Refiro-me aos preconceituosos, homofóbicos, machistas, misóginos, racistas, fascistas… E eles estavam o tempo todo ao nosso lado, na família, no trabalho, na escola, no clube.

Empoderados por seu mito, essa legião passou a ter vez e voz inundando, especialmente as redes sociais, com suas ideias amparadas em argumentos “bem fundamentados”, elaborados após "pesquisa extenuante" em fakenews, que resultam em posts recheados de KKK, reforçados retoricamente, pelos mais criativos, com agressões e ofensas.

ESTE É O BRASIL QUE TEMOS. O QUE FAZER COM ELE?

Embates políticos e ideológicos são corriqueiros nas democracias, mas o genocida defecante foi além, agregando ódio e agressões ao adversário, mobilizando a ira estúpida dos seguidores de sua seita.

Essa situação que, certamente, não desejávamos, serviu pelo menos para tirar as vendas sociais de nossos olhos, nos permitindo, hoje, ver, com um pouco mais de nitidez, que o conceito “povo brasileiro” é uma abstração teórica.

Somos, na concretude da vida, um amontoado difuso e confuso de gentes diversas e multifacetadas em constante degladio e também compartilhando afetos.

Sim, nós nos conhecemos muito pouco! Entre nós brasileiros, encontramos uma variada fauna que vai do democrata ao ditador; do sábio ao néscio; do ilustrado ao bronco; do ateu ao neopentecostal; do libertário ao autoritário; do globalista ao terraplanista; do solidário ao explorador; do freireano ao olavista; do laico ao fundamentalista; do comunitário ao individualista; do pacifista ao belicista; do politizado ao alienado; do acolhedor ao preconceituoso; do escravo ao senhor de engenho…

Nosso desafio é sobreviver democraticamente, portanto conflituosamente, em um país classificado hoje como a 12ª economia do mundo (chegou ao 6º lugar no Governo do PT), mas tem uma das mais cruéis concentração de renda do mundo, com 27 milhões de brasileiros vivendo abaixo da linha de pobreza.

Um país que se orgulha de juntar três milhões de pessoas na Parada LGTB em São Paulo, mas é o país que mais mata homossexuais no mundo: um a cada 16 horas!

Um país que realiza sofisticadas cirurgias de transplantes, que conseguiu magníficos avanços na área de tecnologia médica, que possui uma rede pública de atenção à saúde muito bem estruturada, mas, graças à condução desastrada, incompetente e irresponsável da pandemia, pelo governo, ostenta o vergonhoso índice de 537 mil mortes por Covid até dia 14/07/2021.

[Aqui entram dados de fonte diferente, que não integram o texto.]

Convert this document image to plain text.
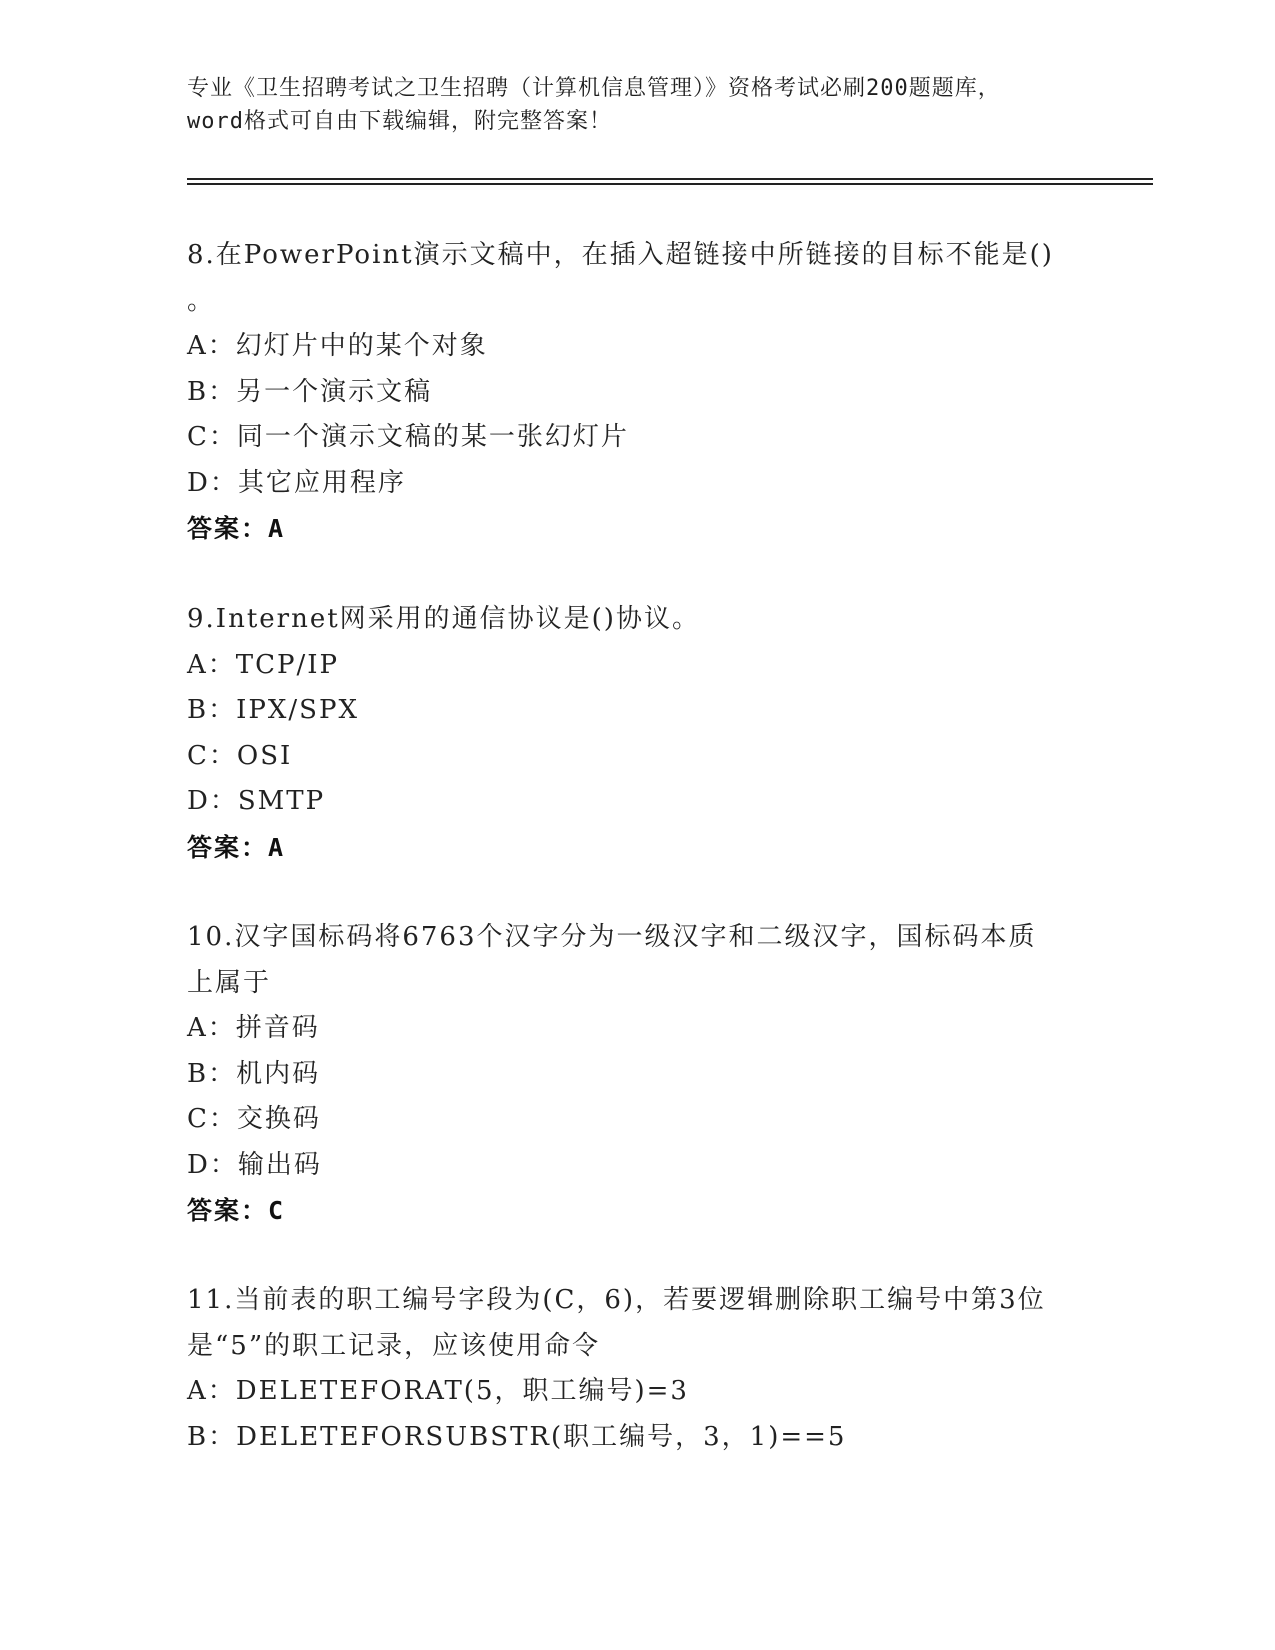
专业《卫生招聘考试之卫生招聘（计算机信息管理）》资格考试必刷200题题库，
word格式可自由下载编辑，附完整答案！
8.在PowerPoint演示文稿中，在插入超链接中所链接的目标不能是()
。
A：幻灯片中的某个对象
B：另一个演示文稿
C：同一个演示文稿的某一张幻灯片
D：其它应用程序
答案：A
9.Internet网采用的通信协议是()协议。
A：TCP/IP
B：IPX/SPX
C：OSI
D：SMTP
答案：A
10.汉字国标码将6763个汉字分为一级汉字和二级汉字，国标码本质
上属于
A：拼音码
B：机内码
C：交换码
D：输出码
答案：C
11.当前表的职工编号字段为(C，6)，若要逻辑删除职工编号中第3位
是“5”的职工记录，应该使用命令
A：DELETEFORAT(5，职工编号)=3
B：DELETEFORSUBSTR(职工编号，3，1)==5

Sei que muitos se conformam com essa situação, por ingenuidade, alienação ou porque aceitam que a vida é assim. Outros, entre os quais me incluo, se envergonham de não termos ainda conseguido construir um país bom para todos os brasileiros.

E me entristeço ao ver o retrocesso institucional, econômico, político e social que está em curso no Brasil, nos colocando mais distantes ainda do que parece uma utopia que é termos um país socialmente justo.

Mas, como sou otimista, tenho fé que a partir de 2023, poderemos retomar o caminho da civilização e da social-democracia-libertária.

Por enquanto, me contento em pensar que, pelo menos, os estudantes e professores de Psicologia da USP olham hoje com mais atenção para o pessoal da limpeza com quem cruzam nos corredores da Universidade.